CNN Was At Roger Stone Raid Due To ‘Unusual Grand Jury Activity’

Roger Stone before Congress
Alex Wong / Getty Images

On the day that former Trump campaign advisor Roger Stone was indicted, one of the strange subplots was that a CNN crew was present for the raid, shooting video that was soon on the air and posted on Twitter. Not only have arrests related to special counsel Robert Mueller’s probe not usually come in the form of pre-dawn raids, but they haven’t been captured on camera by the news media, either.

This has led to speculation that the special counsel’s office or the FBI had tipped off the news network about Stone’s arrest, but according to CNN, that’s not what happened.

CNN reporter David Shortell was there, and according to one of his colleagues, this was not because of a tipoff straight from the FBI or Mueller’s office, but rather because he had noticed patterns with Mueller’s grand jury that indicated to him that something was up.

“Our reporter on the scene reported on air that there was unusual grand jury activity yesterday so decided to stake out — a decision any other reporter/outlet could have made,” CNN political correspondent MJ Lee said on Twitter Friday.

Lee’s tweet was in response to speculation by former Fox News host Greta Van Susteren, who alleged in a single tweet both that the “FBI obviously tipped off CNN” and “Mueller’s office tipped off CNN.” (The FBI and special counsel’s office are not one and the same.)

The footage, which has aired on CNN and other networks throughout the morning on Friday, was dark and not especially clear, but it did show a significant FBI force arriving at Stone’s home in Ft.

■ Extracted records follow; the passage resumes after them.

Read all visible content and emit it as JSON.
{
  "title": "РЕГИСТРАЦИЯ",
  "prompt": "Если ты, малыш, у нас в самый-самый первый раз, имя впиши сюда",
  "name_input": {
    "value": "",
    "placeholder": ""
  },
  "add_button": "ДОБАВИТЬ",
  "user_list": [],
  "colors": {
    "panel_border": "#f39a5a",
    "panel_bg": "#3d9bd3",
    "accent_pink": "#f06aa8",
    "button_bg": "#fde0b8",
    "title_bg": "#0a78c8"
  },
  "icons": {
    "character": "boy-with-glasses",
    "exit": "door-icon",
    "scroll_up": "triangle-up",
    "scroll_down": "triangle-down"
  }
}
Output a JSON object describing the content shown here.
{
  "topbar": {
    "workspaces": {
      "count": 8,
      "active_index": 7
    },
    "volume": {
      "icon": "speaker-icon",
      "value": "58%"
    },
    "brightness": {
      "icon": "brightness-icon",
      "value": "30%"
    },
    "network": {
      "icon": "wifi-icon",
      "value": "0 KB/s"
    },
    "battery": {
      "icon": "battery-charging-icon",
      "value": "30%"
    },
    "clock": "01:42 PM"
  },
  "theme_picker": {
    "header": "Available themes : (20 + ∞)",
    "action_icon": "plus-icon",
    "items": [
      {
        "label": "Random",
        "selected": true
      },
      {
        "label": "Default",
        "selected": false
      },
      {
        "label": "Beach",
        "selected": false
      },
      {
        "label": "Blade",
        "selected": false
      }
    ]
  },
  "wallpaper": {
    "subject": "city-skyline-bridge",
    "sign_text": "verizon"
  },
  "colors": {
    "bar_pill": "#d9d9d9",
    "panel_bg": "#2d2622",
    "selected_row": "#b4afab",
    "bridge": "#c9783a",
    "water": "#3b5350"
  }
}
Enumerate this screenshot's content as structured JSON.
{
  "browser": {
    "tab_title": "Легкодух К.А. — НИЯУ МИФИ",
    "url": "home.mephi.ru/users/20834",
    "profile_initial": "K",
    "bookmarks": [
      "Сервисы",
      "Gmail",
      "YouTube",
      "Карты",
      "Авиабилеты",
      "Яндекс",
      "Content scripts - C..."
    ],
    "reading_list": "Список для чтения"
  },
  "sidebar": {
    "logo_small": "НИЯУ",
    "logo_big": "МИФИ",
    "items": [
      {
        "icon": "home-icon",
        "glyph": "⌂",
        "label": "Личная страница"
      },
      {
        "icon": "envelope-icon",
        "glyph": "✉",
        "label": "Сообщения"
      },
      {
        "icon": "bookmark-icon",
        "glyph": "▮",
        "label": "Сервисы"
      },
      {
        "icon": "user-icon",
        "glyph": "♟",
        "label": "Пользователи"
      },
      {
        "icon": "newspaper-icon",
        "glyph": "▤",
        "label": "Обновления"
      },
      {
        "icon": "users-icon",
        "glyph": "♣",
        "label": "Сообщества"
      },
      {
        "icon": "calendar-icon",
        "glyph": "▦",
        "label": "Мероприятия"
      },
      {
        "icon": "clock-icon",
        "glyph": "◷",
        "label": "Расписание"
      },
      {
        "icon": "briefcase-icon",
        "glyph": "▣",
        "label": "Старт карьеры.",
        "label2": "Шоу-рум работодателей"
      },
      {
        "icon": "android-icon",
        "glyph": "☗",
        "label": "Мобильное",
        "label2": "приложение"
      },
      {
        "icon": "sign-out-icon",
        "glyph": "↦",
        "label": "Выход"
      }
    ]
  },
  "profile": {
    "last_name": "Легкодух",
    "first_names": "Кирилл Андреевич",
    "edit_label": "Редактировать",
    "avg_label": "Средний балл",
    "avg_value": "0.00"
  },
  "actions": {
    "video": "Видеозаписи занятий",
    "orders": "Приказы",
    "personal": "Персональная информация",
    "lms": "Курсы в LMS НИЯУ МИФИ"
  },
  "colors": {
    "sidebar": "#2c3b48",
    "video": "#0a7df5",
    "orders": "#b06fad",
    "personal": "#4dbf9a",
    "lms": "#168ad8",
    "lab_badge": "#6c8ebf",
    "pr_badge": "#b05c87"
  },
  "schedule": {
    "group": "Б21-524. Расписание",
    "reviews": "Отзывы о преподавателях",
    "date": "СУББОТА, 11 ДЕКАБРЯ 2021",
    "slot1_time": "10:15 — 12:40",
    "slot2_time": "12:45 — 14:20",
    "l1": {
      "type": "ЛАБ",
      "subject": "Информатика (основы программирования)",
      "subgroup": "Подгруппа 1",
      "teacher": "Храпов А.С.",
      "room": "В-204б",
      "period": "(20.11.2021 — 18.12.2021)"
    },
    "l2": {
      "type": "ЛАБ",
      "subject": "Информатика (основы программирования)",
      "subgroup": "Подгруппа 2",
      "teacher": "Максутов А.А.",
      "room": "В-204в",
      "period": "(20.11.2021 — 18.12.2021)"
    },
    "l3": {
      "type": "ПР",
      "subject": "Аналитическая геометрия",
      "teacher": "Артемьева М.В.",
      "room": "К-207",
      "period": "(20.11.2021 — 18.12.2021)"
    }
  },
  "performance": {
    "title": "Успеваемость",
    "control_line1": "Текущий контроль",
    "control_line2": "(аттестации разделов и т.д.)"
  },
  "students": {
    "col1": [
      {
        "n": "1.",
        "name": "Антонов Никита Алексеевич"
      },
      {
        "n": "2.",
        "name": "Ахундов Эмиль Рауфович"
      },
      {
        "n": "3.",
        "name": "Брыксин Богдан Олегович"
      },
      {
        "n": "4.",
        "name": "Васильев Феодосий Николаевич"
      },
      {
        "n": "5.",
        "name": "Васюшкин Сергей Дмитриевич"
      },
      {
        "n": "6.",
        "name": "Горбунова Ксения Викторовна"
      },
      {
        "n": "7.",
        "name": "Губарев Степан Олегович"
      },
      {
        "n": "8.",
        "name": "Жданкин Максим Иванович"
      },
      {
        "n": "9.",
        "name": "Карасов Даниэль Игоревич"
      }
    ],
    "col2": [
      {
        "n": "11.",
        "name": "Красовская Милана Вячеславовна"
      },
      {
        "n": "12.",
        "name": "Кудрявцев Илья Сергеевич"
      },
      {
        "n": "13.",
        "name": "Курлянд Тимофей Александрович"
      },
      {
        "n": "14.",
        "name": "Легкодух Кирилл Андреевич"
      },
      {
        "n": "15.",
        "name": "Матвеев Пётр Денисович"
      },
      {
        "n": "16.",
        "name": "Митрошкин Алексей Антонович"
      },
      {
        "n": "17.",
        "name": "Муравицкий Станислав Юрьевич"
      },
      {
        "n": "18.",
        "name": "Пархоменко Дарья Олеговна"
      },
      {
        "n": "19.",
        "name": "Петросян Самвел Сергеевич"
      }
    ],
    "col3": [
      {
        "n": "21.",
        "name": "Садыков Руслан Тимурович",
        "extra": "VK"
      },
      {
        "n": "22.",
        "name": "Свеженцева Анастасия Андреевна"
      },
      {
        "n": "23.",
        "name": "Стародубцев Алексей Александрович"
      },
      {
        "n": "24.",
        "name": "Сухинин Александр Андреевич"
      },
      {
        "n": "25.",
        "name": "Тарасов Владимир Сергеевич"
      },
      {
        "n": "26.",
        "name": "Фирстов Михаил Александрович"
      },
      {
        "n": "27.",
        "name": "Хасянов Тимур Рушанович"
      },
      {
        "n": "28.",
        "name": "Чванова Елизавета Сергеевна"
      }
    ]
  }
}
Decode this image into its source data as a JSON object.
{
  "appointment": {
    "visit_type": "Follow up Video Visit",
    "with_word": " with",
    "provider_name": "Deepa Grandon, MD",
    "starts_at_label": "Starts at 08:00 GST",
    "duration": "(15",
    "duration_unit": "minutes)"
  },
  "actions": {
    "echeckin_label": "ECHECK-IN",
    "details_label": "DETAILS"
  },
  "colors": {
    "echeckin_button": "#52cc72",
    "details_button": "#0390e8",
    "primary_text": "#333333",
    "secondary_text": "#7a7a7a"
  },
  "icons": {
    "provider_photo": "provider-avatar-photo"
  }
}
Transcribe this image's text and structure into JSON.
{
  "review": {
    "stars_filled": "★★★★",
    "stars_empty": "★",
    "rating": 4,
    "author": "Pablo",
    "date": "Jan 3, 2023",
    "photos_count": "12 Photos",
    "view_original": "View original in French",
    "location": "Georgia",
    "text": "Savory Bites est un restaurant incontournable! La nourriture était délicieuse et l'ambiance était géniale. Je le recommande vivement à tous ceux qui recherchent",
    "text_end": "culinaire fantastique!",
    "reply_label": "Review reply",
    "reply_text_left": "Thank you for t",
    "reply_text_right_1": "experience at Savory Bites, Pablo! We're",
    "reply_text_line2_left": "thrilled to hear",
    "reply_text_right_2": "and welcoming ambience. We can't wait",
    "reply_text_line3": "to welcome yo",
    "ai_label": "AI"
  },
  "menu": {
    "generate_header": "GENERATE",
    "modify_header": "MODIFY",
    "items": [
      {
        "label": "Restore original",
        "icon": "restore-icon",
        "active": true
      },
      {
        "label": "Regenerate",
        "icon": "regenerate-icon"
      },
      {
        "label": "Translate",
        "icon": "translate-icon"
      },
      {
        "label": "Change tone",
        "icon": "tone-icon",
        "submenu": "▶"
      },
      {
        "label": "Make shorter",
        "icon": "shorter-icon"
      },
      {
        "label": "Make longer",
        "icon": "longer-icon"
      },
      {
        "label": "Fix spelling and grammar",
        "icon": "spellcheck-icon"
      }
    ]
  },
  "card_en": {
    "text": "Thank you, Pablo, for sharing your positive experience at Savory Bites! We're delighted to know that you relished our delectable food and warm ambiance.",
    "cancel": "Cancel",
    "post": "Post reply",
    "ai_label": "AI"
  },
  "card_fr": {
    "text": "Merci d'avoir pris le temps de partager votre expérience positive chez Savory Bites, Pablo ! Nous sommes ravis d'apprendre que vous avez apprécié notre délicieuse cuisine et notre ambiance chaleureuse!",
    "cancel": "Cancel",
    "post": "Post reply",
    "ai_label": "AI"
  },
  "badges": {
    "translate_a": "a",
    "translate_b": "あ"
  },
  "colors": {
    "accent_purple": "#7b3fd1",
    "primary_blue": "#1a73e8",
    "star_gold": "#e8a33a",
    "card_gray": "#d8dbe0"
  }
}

Lauderdale, Florida, and Stone coming to the door to receive them.

Stone’s indictment was not exactly a surprise, as Stone himself had stated on more than one occasion in the last year that he expected to be indicted, per the Guardian.

Stone, a longtime political fixer who was first a formal and then informal advisor to the 2016 Trump presidential campaign, was indicted on seven counts, which include obstruction, witness tampering, and making false statements. The indictment alleges that Stone sought material damaging to Hillary Clinton that had been supposedly stolen by Russian hackers and transmitted to Wikileaks, and that Stone attempted to influence the testimony of Randy Credico, his friend and go-between with Wikileaks.

The FBI has also searched another Stone residence in New York City.

CNN also noted Friday morning that the FBI agents who carried out the raid are presently working without pay due to the government shutdown.